PPS: We reserve the right to change the blue bars in the future!
I realize this topic has aged, but given the non-conformity way it’s being handled I had to go through all of the conversations in several topics before I ended up here.
It would be helpful to have this “descriptive intensity presentation” using blue bars clearly spelled out in the FAQ to avoid having to search around.
And here we go again with a final outburst…
Data in a coordinate system are usually represented by point, lines and/or bars (with a few more rare varieties as well).
Using bars to represent an arbitrary categorization of intensity values is misleading by being non-standardized in nature, which clearly must confuse the stated target group of average users (arbitrary since there is no distinction between low and high-intensity rainfall regions of the planet).
Don’t know if this post is the right category. I noticed this morning that my rain accumulation graph on the app showed a rain event but then the amount was removed back to zero around 2:30 on the morning. I know it always has reset at midnight in the past. Was this reset, an event that was considered a false positive by the AI and removed?
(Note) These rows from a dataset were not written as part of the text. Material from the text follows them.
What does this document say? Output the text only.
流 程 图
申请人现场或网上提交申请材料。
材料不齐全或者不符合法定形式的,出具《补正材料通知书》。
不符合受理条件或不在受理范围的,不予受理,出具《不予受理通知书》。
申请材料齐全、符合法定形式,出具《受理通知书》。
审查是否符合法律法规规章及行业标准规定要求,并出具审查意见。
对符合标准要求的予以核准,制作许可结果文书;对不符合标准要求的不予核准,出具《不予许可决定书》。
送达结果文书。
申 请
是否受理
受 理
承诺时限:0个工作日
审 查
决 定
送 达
That isn’t the way it should look. I don’t think this has anything to do with RainCheck but has to do with a glitch in the graphing system. I checked your station on the web and it doesn’t show that issue, but then the scale of the graph wasn’t so fine like in your screen capture. I’m just guessing that maybe the screen didn’t redraw properly when the scale changed. Re-visit the graph again and it may not show that glitch.
I looked and it definitely is still there. I took another screenshot and it looks as if there is a moment that either the station didn’t send a measurement or the hub didn’t pass along the data. Maybe I am not looking at it right either.